Senate Ways and Means votes on tax package

March 5th, 2010 by Niki Reading | Filed under Uncategorized.

The Senate Ways and Means committee just passed the first bill of their tax package — the part that addresses tax loopholes and the sales tax increase.

Sen. Mike Carrell: “This may be one of the few times we get a chance to say at least what I’m thinking about the full tax package.” He said it seems that “some don’t want the public to know what’s going on. We don’t keep our word but we do want your money.”

Sen. Mike Hewitt: “(Republicans have) offered some solutions, I think .. but the minority party never has anything positive or good to say.”

The committee passed the package. Now they’re discussing the tobacco tax.

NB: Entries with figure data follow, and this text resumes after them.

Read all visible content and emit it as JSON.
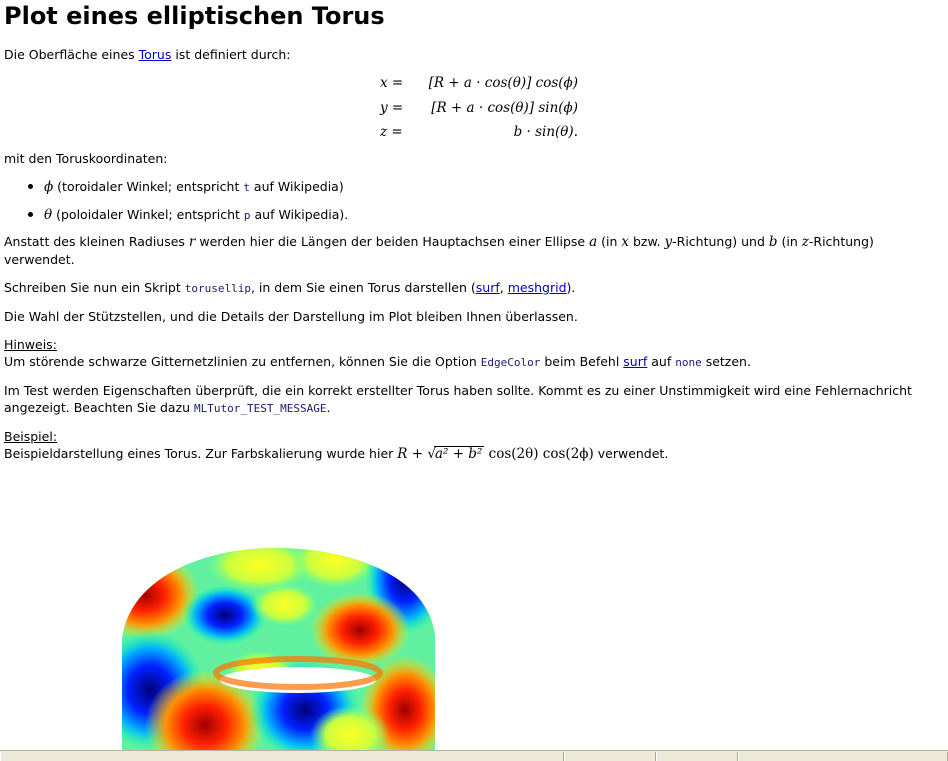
{
  "title": "Plot eines elliptischen Torus",
  "intro": {
    "before_link": "Die Oberfläche eines ",
    "link": "Torus",
    "after_link": " ist definiert durch:"
  },
  "equations": [
    {
      "lhs": "x =",
      "rhs": "[R + a · cos(θ)] cos(ϕ)"
    },
    {
      "lhs": "y =",
      "rhs": "[R + a · cos(θ)] sin(ϕ)"
    },
    {
      "lhs": "z =",
      "rhs": "b · sin(θ)."
    }
  ],
  "coords_intro": "mit den Toruskoordinaten:",
  "bullets": [
    {
      "symbol": "ϕ",
      "text_a": " (toroidaler Winkel; entspricht ",
      "code": "t",
      "text_b": " auf Wikipedia)"
    },
    {
      "symbol": "θ",
      "text_a": " (poloidaler Winkel; entspricht ",
      "code": "p",
      "text_b": " auf Wikipedia)."
    }
  ],
  "radius_para": {
    "t1": "Anstatt des kleinen Radiuses ",
    "r": "r",
    "t2": " werden hier die Längen der beiden Hauptachsen einer Ellipse ",
    "a": "a",
    "t3": " (in ",
    "x": "x",
    "t4": " bzw. ",
    "y": "y",
    "t5": "-Richtung) und ",
    "b": "b",
    "t6": " (in ",
    "z": "z",
    "t7": "-Richtung) verwendet."
  },
  "script_para": {
    "t1": "Schreiben Sie nun ein Skript ",
    "code": "torusellip",
    "t2": ", in dem Sie einen Torus darstellen (",
    "link1": "surf",
    "sep": ", ",
    "link2": "meshgrid",
    "t3": ")."
  },
  "choice_para": "Die Wahl der Stützstellen, und die Details der Darstellung im Plot bleiben Ihnen überlassen.",
  "hint": {
    "label": "Hinweis:",
    "t1": "Um störende schwarze Gitternetzlinien zu entfernen, können Sie die Option ",
    "code1": "EdgeColor",
    "t2": " beim Befehl ",
    "link": "surf",
    "t3": " auf ",
    "code2": "none",
    "t4": " setzen."
  },
  "test_para": {
    "t1": "Im Test werden Eigenschaften überprüft, die ein korrekt erstellter Torus haben sollte. Kommt es zu einer Unstimmigkeit wird eine Fehlernachricht angezeigt. Beachten Sie dazu ",
    "code": "MLTutor_TEST_MESSAGE",
    "t2": "."
  },
  "example": {
    "label": "Beispiel:",
    "t1": "Beispieldarstellung eines Torus. Zur Farbskalierung wurde hier ",
    "formula_a": "R + ",
    "sqrt_body": "a² + b²",
    "formula_b": " cos(2θ) cos(2ϕ)",
    "t2": " verwendet."
  },
  "colors": {
    "link": "#0000cc",
    "code": "#1a1a6e",
    "statusbar": "#ece9d8"
  }
}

Sen. Mike Carrell: “I don’t smoke. I don’t have any other interest in this other than the truth,” he said, “I don’t think smoking is going to go down in the state of Washington. What I think is going to happen is that smuggling is going to go up.” He said it makes trips to Oregon “a lucrative thing to do on the weekend.” He said the bill is rife with problems.

Sen. Rodney Tom: “I don’t think it is about revenue. What I think it is about is it’s about reform,” he said, adding that the “direct medical cost” of a pack of cigarettes is more than $8. He said his kids will look back and ask what they were thinking by subsidizing smoking.

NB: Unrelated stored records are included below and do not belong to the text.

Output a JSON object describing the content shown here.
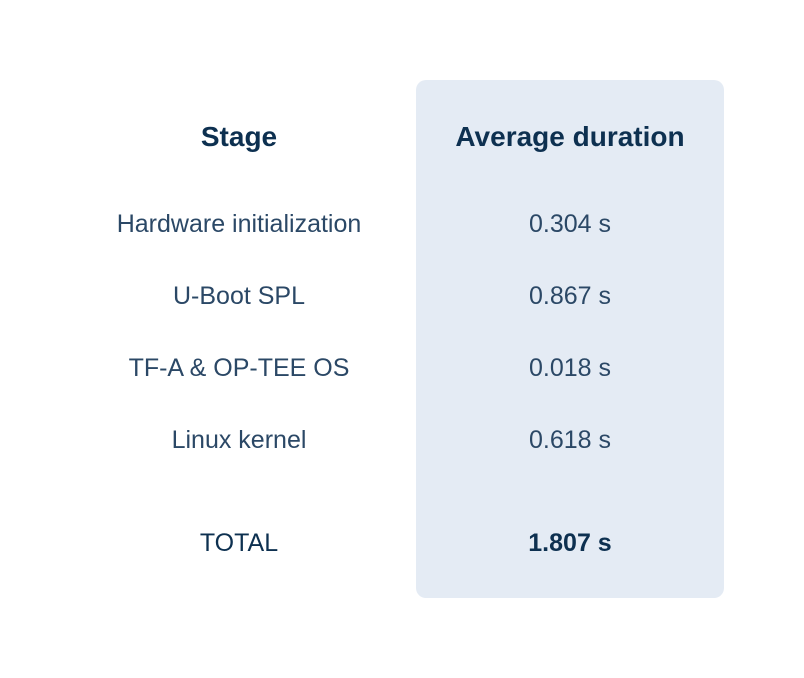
{
  "table": {
    "headers": {
      "stage": "Stage",
      "duration": "Average duration"
    },
    "rows": [
      {
        "stage": "Hardware initialization",
        "duration": "0.304 s"
      },
      {
        "stage": "U-Boot SPL",
        "duration": "0.867 s"
      },
      {
        "stage": "TF-A & OP-TEE OS",
        "duration": "0.018 s"
      },
      {
        "stage": "Linux kernel",
        "duration": "0.618 s"
      }
    ],
    "total": {
      "stage": "TOTAL",
      "duration": "1.807 s"
    }
  },
  "colors": {
    "highlight_background": "#e4ebf4",
    "header_text": "#0d3050",
    "body_text": "#2b4866"
  }
}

Sen. Cheryl Pfulg said more money from a pack of cigarettes goes to the state than the cigarette manufacturers. “If you don’t want them to smoke, make it illegal but this is really the exact opposite,” she said. She said they were creating a budget that depended on people doing something that will kill them. “I’m going to vote against it. I have never smoked. I certainly don’t advocate for it but I think it is very much a hypocrisy.”

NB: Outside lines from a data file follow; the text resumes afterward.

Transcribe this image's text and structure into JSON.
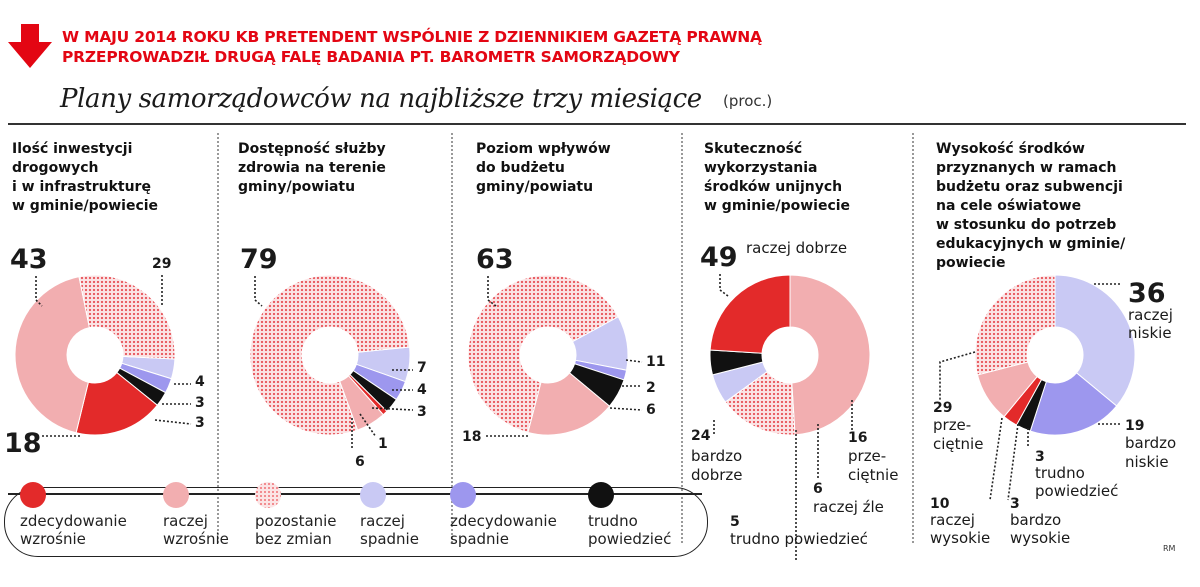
{
  "header": {
    "line1": "W MAJU 2014 ROKU KB PRETENDENT WSPÓLNIE Z DZIENNIKIEM GAZETĄ PRAWNĄ",
    "line2": "PRZEPROWADZIŁ DRUGĄ FALĘ BADANIA PT. BAROMETR SAMORZĄDOWY",
    "accent_color": "#e30613",
    "arrow_icon": "down-arrow-icon"
  },
  "subtitle": "Plany samorządowców na najbliższe trzy miesiące",
  "unit": "(proc.)",
  "credit": "RM",
  "legend": [
    {
      "key": "zw",
      "line1": "zdecydowanie",
      "line2": "wzrośnie",
      "color": "#e32a2a",
      "pattern": false
    },
    {
      "key": "rw",
      "line1": "raczej",
      "line2": "wzrośnie",
      "color": "#f2aeb0",
      "pattern": false
    },
    {
      "key": "bz",
      "line1": "pozostanie",
      "line2": "bez zmian",
      "color": "#ef6f73",
      "pattern": true
    },
    {
      "key": "rs",
      "line1": "raczej",
      "line2": "spadnie",
      "color": "#c9c9f4",
      "pattern": false
    },
    {
      "key": "zs",
      "line1": "zdecydowanie",
      "line2": "spadnie",
      "color": "#9d97ee",
      "pattern": false
    },
    {
      "key": "tp",
      "line1": "trudno",
      "line2": "powiedzieć",
      "color": "#111111",
      "pattern": false
    }
  ],
  "chart_data": [
    {
      "type": "pie",
      "title": [
        "Ilość inwestycji",
        "drogowych",
        "i w infrastrukturę",
        "w gminie/powiecie"
      ],
      "categories": [
        "zdecydowanie wzrośnie",
        "raczej wzrośnie",
        "pozostanie bez zmian",
        "raczej spadnie",
        "zdecydowanie spadnie",
        "trudno powiedzieć"
      ],
      "values": [
        18,
        43,
        29,
        4,
        3,
        3
      ],
      "labels": [
        {
          "text": "43",
          "big": true
        },
        {
          "text": "29",
          "big": false
        },
        {
          "text": "4",
          "big": false
        },
        {
          "text": "3",
          "big": false
        },
        {
          "text": "3",
          "big": false
        },
        {
          "text": "18",
          "big": true
        }
      ]
    },
    {
      "type": "pie",
      "title": [
        "Dostępność służby",
        "zdrowia na terenie",
        "gminy/powiatu"
      ],
      "categories": [
        "zdecydowanie wzrośnie",
        "raczej wzrośnie",
        "pozostanie bez zmian",
        "raczej spadnie",
        "zdecydowanie spadnie",
        "trudno powiedzieć"
      ],
      "values": [
        1,
        6,
        79,
        7,
        4,
        3
      ],
      "labels": [
        {
          "text": "79",
          "big": true
        },
        {
          "text": "7",
          "big": false
        },
        {
          "text": "4",
          "big": false
        },
        {
          "text": "3",
          "big": false
        },
        {
          "text": "1",
          "big": false
        },
        {
          "text": "6",
          "big": false
        }
      ]
    },
    {
      "type": "pie",
      "title": [
        "Poziom wpływów",
        "do budżetu",
        "gminy/powiatu"
      ],
      "categories": [
        "zdecydowanie wzrośnie",
        "raczej wzrośnie",
        "pozostanie bez zmian",
        "raczej spadnie",
        "zdecydowanie spadnie",
        "trudno powiedzieć"
      ],
      "values": [
        0,
        18,
        63,
        11,
        2,
        6
      ],
      "labels": [
        {
          "text": "63",
          "big": true
        },
        {
          "text": "11",
          "big": false
        },
        {
          "text": "2",
          "big": false
        },
        {
          "text": "6",
          "big": false
        },
        {
          "text": "18",
          "big": false
        }
      ]
    },
    {
      "type": "pie",
      "title": [
        "Skuteczność",
        "wykorzystania",
        "środków unijnych",
        "w gminie/powiecie"
      ],
      "categories": [
        "raczej dobrze",
        "przeciętnie",
        "raczej źle",
        "trudno powiedzieć",
        "bardzo dobrze"
      ],
      "values": [
        49,
        16,
        6,
        5,
        24
      ],
      "labels": [
        {
          "text": "49",
          "big": true
        },
        {
          "text": "raczej dobrze",
          "big": false
        },
        {
          "text": "24",
          "big": false
        },
        {
          "text": "bardzo",
          "big": false
        },
        {
          "text": "dobrze",
          "big": false
        },
        {
          "text": "5",
          "big": false
        },
        {
          "text": "trudno powiedzieć",
          "big": false
        },
        {
          "text": "6",
          "big": false
        },
        {
          "text": "raczej źle",
          "big": false
        },
        {
          "text": "16",
          "big": false
        },
        {
          "text": "prze-",
          "big": false
        },
        {
          "text": "ciętnie",
          "big": false
        }
      ]
    },
    {
      "type": "pie",
      "title": [
        "Wysokość środków",
        "przyznanych w ramach",
        "budżetu oraz subwencji",
        "na cele oświatowe",
        "w stosunku do potrzeb",
        "edukacyjnych w gminie/",
        "powiecie"
      ],
      "categories": [
        "raczej niskie",
        "bardzo niskie",
        "trudno powiedzieć",
        "bardzo wysokie",
        "raczej wysokie",
        "przeciętnie"
      ],
      "values": [
        36,
        19,
        3,
        3,
        10,
        29
      ],
      "labels": [
        {
          "text": "36",
          "big": true
        },
        {
          "text": "raczej",
          "big": false
        },
        {
          "text": "niskie",
          "big": false
        },
        {
          "text": "19",
          "big": false
        },
        {
          "text": "bardzo",
          "big": false
        },
        {
          "text": "niskie",
          "big": false
        },
        {
          "text": "3",
          "big": false
        },
        {
          "text": "trudno",
          "big": false
        },
        {
          "text": "powiedzieć",
          "big": false
        },
        {
          "text": "3",
          "big": false
        },
        {
          "text": "bardzo",
          "big": false
        },
        {
          "text": "wysokie",
          "big": false
        },
        {
          "text": "10",
          "big": false
        },
        {
          "text": "raczej",
          "big": false
        },
        {
          "text": "wysokie",
          "big": false
        },
        {
          "text": "29",
          "big": false
        },
        {
          "text": "prze-",
          "big": false
        },
        {
          "text": "ciętnie",
          "big": false
        }
      ]
    }
  ]
}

Sen. Karen Keiser said increasing taxes on cigarettes decreases teen users. “Continued work on cessation needs to be done … but the best deterrent I think will be the price.”

Sen. Mark Schoessler said it’s not a deterrent to people who live on the boarder. He said it was an Idaho economic booster.

Sen. Mike Hewitt: “It’s good to remind ourselves that until 2002 we had a tobacco settlement at the national level that provided about $100 million a year … but this body sold that money off at 27 cents on the dollar,” he said. The money was supposed to be for tobacco cessation. “Perhaps we wouldn’t be talking about this today” had they not sold the settlement.

They voted: The cigarette tax passed.